It seems the crisis has passed, and fortunately before beer o’clock. Another notch on the “bad microsoft” stick, but I still wouldn’t go back to running it all in house... the absolutely critical, losing-money-if-its-down stuff : yes. Email ? IM ? Sharepoint ? Hell no. I wouldn’t be able to get the uptime of most cloud providers without spending huge amounts of dosh.
We've been 365 for around 5 years now, this is the second, short, outage I remember.
One was a failure to register new accounts and it lasted around 3 hours, one was today and we lost email (for some not all) and skype wouldn't accept log ons, neither would the admin portal.
Not brilliant no, but you'd only need one major exchange snafu or hardware snafu and you'd breeze past that downtime amount anyway.
It's a crying shame it all came back up so quickly. There I was having a nice unexpected Friday morning catching up on El Reg news stories from across the week... and then at about 12:30 it all comes back online. Outrageous.
Totally inconsiderate to the needs of the *cough* hard working *cough* IT chap this Microsoft lot are.
I love the prelim root cause analysis and fix: "Engineers determined that instances of a backend service responsible for processing authentication requests became unhealthy preventing requests from completing.

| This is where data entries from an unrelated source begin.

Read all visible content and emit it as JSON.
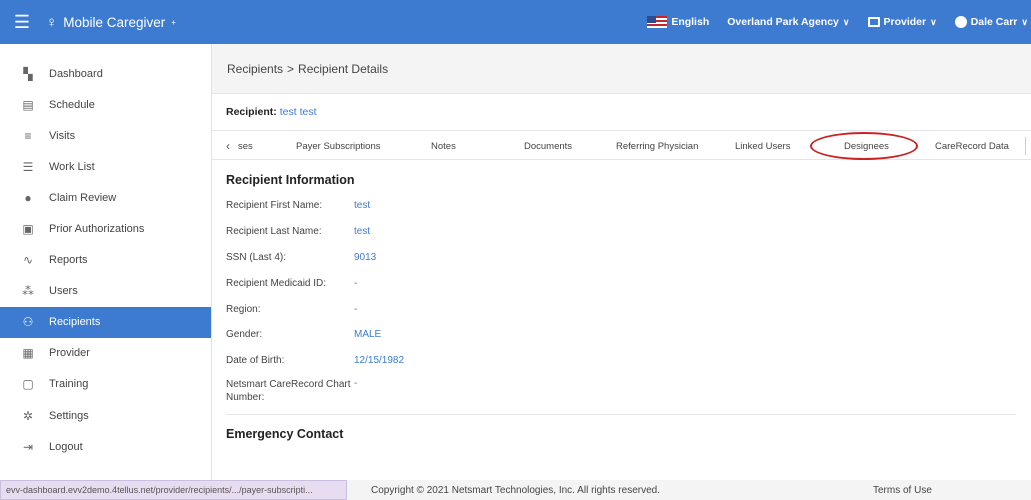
{
  "app": {
    "title": "Mobile Caregiver",
    "trademark": "+",
    "language": "English",
    "agency": "Overland Park Agency",
    "role": "Provider",
    "user": "Dale Carr"
  },
  "sidebar": {
    "items": [
      {
        "label": "Dashboard",
        "icon": "dashboard-icon",
        "glyph": "▚"
      },
      {
        "label": "Schedule",
        "icon": "schedule-icon",
        "glyph": "▤"
      },
      {
        "label": "Visits",
        "icon": "visits-icon",
        "glyph": "≡"
      },
      {
        "label": "Work List",
        "icon": "worklist-icon",
        "glyph": "☰"
      },
      {
        "label": "Claim Review",
        "icon": "claim-review-icon",
        "glyph": "●"
      },
      {
        "label": "Prior Authorizations",
        "icon": "prior-auth-icon",
        "glyph": "▣"
      },
      {
        "label": "Reports",
        "icon": "reports-icon",
        "glyph": "∿"
      },
      {
        "label": "Users",
        "icon": "users-icon",
        "glyph": "⁂"
      },
      {
        "label": "Recipients",
        "icon": "recipients-icon",
        "glyph": "⚇"
      },
      {
        "label": "Provider",
        "icon": "provider-icon",
        "glyph": "▦"
      },
      {
        "label": "Training",
        "icon": "training-icon",
        "glyph": "▢"
      },
      {
        "label": "Settings",
        "icon": "settings-icon",
        "glyph": "✲"
      },
      {
        "label": "Logout",
        "icon": "logout-icon",
        "glyph": "⇥"
      }
    ],
    "active_index": 8
  },
  "breadcrumb": {
    "parent": "Recipients",
    "separator": ">",
    "current": "Recipient Details"
  },
  "recipient": {
    "label": "Recipient:",
    "name": "test test"
  },
  "tabs": [
    {
      "label": "ses"
    },
    {
      "label": "Payer Subscriptions"
    },
    {
      "label": "Notes"
    },
    {
      "label": "Documents"
    },
    {
      "label": "Referring Physician"
    },
    {
      "label": "Linked Users"
    },
    {
      "label": "Designees"
    },
    {
      "label": "CareRecord Data"
    }
  ],
  "recipient_info": {
    "title": "Recipient Information",
    "rows": [
      {
        "label": "Recipient First Name:",
        "value": "test"
      },
      {
        "label": "Recipient Last Name:",
        "value": "test"
      },
      {
        "label": "SSN (Last 4):",
        "value": "9013"
      },
      {
        "label": "Recipient Medicaid ID:",
        "value": "-"
      },
      {
        "label": "Region:",
        "value": "-"
      },
      {
        "label": "Gender:",
        "value": "MALE"
      },
      {
        "label": "Date of Birth:",
        "value": "12/15/1982"
      },
      {
        "label": "Netsmart CareRecord Chart Number:",
        "value": "-"
      }
    ]
  },
  "emergency_contact": {
    "title": "Emergency Contact"
  },
  "footer": {
    "status_url": "evv-dashboard.evv2demo.4tellus.net/provider/recipients/.../payer-subscripti...",
    "copyright": "Copyright © 2021 Netsmart Technologies, Inc. All rights reserved.",
    "terms": "Terms of Use"
  },
  "colors": {
    "primary": "#3d7bd0",
    "highlight_oval": "#cc2222"
  }
}
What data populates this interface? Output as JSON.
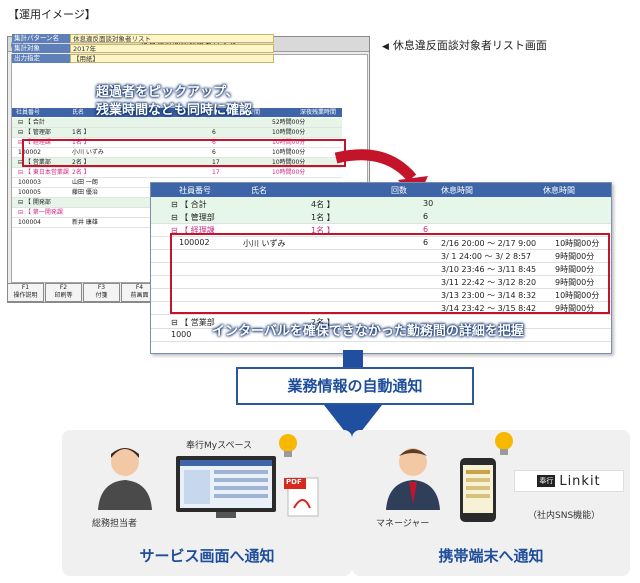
{
  "page": {
    "heading": "【運用イメージ】",
    "screen_caption": "休息違反面談対象者リスト画面",
    "screen_caption_marker": "◀"
  },
  "back_window": {
    "title": "休息違反面談対象者リスト",
    "info_rows": [
      {
        "key": "集計パターン名",
        "value": "休息違反面談対象者リスト"
      },
      {
        "key": "集計対象",
        "value": "2017年"
      },
      {
        "key": "出力指定",
        "value": "【用紙】"
      }
    ],
    "columns": [
      "社員番号",
      "氏名",
      "回数",
      "時間",
      "深夜残業時間"
    ],
    "rows": [
      {
        "a": "⊟ 【 合計",
        "b": "",
        "c": "",
        "d": "52時間00分",
        "g": true
      },
      {
        "a": "  ⊟ 【 管理部",
        "b": "1名 】",
        "c": "6",
        "d": "10時間00分",
        "g": true
      },
      {
        "a": "    ⊟ 【 経理課",
        "b": "1名 】",
        "c": "6",
        "d": "10時間00分",
        "pink": true
      },
      {
        "a": "    100002",
        "b": "小川 いずみ",
        "c": "6",
        "d": "10時間00分"
      },
      {
        "a": "  ⊟ 【 営業部",
        "b": "2名 】",
        "c": "17",
        "d": "10時間00分",
        "g": true
      },
      {
        "a": "    ⊟ 【 東日本営業課",
        "b": "2名 】",
        "c": "17",
        "d": "10時間00分",
        "pink": true
      },
      {
        "a": "    100003",
        "b": "山田 一朗",
        "c": "",
        "d": ""
      },
      {
        "a": "    100005",
        "b": "藤田 優治",
        "c": "",
        "d": ""
      },
      {
        "a": "  ⊟ 【 開発部",
        "b": "",
        "c": "",
        "d": "",
        "g": true
      },
      {
        "a": "    ⊟ 【 第一開発課",
        "b": "",
        "c": "",
        "d": "",
        "pink": true
      },
      {
        "a": "    100004",
        "b": "新井 康雄",
        "c": "",
        "d": ""
      }
    ],
    "fkeys": [
      {
        "key": "F1",
        "label": "操作説明"
      },
      {
        "key": "F2",
        "label": "印刷等"
      },
      {
        "key": "F3",
        "label": "付箋"
      },
      {
        "key": "F4",
        "label": "前画面"
      }
    ],
    "callout_line1": "超過者をピックアップ、",
    "callout_line2": "残業時間なども同時に確認"
  },
  "front_table": {
    "columns": [
      "社員番号",
      "氏名",
      "回数",
      "休息時間",
      "休息時間"
    ],
    "rows": [
      {
        "num": "⊟ 【 合計",
        "name": "4名 】",
        "count": "30",
        "g": true
      },
      {
        "num": "  ⊟ 【 管理部",
        "name": "1名 】",
        "count": "6",
        "g": true
      },
      {
        "num": "    ⊟ 【 経理課",
        "name": "1名 】",
        "count": "6",
        "pink": true
      }
    ],
    "employee": {
      "num": "100002",
      "name": "小川 いずみ",
      "count": "6"
    },
    "details": [
      {
        "period": "2/16 20:00 〜 2/17  9:00",
        "rest": "10時間00分"
      },
      {
        "period": "3/ 1 24:00 〜 3/ 2  8:57",
        "rest": "9時間00分"
      },
      {
        "period": "3/10 23:46 〜 3/11  8:45",
        "rest": "9時間00分"
      },
      {
        "period": "3/11 22:42 〜 3/12  8:20",
        "rest": "9時間00分"
      },
      {
        "period": "3/13 23:00 〜 3/14  8:32",
        "rest": "10時間00分"
      },
      {
        "period": "3/14 23:42 〜 3/15  8:42",
        "rest": "9時間00分"
      }
    ],
    "tail_rows": [
      {
        "num": "  ⊟ 【 営業部",
        "name": "2名 】"
      },
      {
        "num": "    1000",
        "name": ""
      }
    ],
    "callout": "インターバルを確保できなかった勤務間の詳細を把握"
  },
  "notice": "業務情報の自動通知",
  "left_panel": {
    "person_label": "総務担当者",
    "app_label": "奉行Myスペース",
    "pdf_label": "PDF",
    "title": "サービス画面へ通知"
  },
  "right_panel": {
    "person_label": "マネージャー",
    "logo_prefix": "奉行",
    "logo_text": "Linkit",
    "logo_note": "（社内SNS機能）",
    "title": "携帯端末へ通知"
  },
  "colors": {
    "accent_blue": "#1e4e9a",
    "alert_red": "#c4142a",
    "header_blue": "#3e65a8",
    "bulb_yellow": "#f6b800"
  }
}
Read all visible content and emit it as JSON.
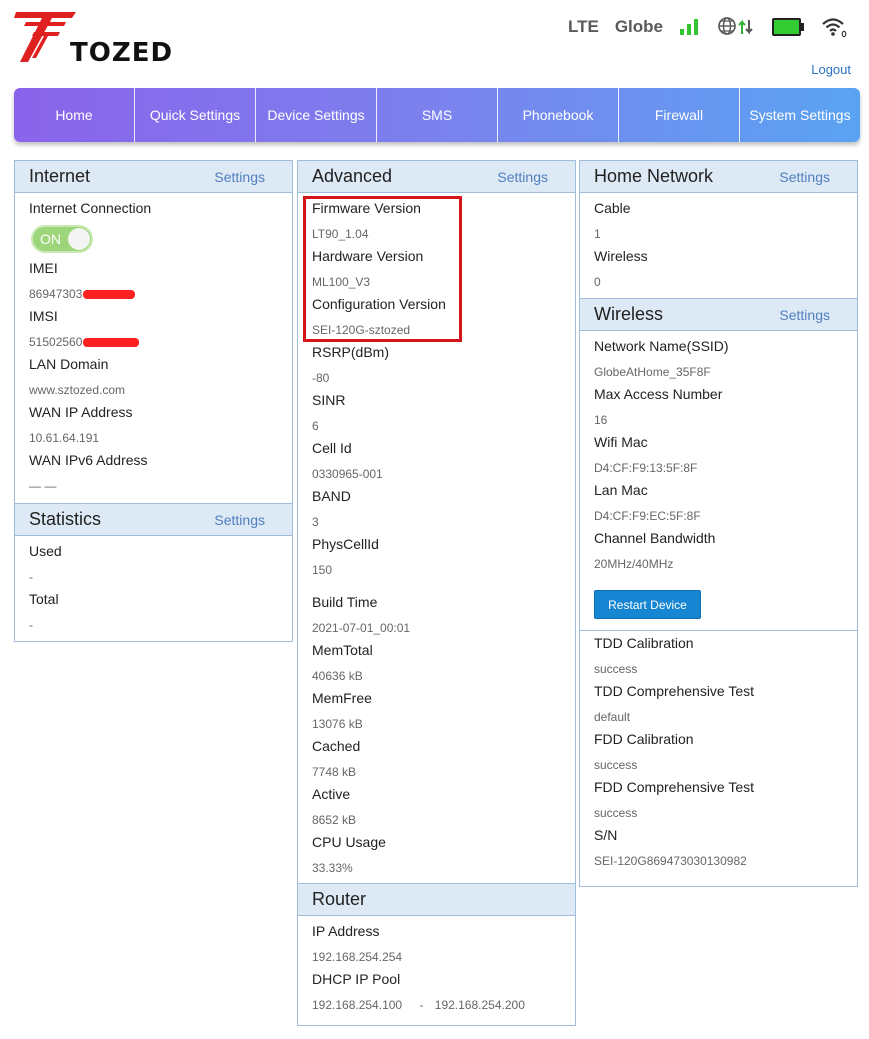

Mitigation: Engineers performed a recovery of the impacted backend service . "
So no info at all. Someone unplugged something and plugged it back in? Someone shut down a service and restarted it? Someone ran too many copies of Doom II on a 4mbps Token Ring IPX/SPX network then went to lunch once victorious?
"So no info at all"
Seems adequate to me for a PRELIM RCA. The details will follow - and what they will do to stop it happening again.
Here is an examples of a completed one:
Title: Can't access OneDrive for Business
User Impact: Users may have been unable to access OneDrive for Business.
Final status: We’ve determined that a load balancing configuration problem caused a resource scaling issue, which prevented some user access connections. Our automated recovery system restarted the affected components, which remediated impact. Additionally, we're deploying a fix, which improves the sync client resiliency against a future service outage, which is expected to fully deploy within in the next five days. You can download the new build immediately using the following link: https://oneclient.sfx.ms/Win/Prod/18.025.0204.0009/OneDriveSetup.exe
Scope of impact: Impact was specific to a very small subset of users who were served through the affected infrastructure.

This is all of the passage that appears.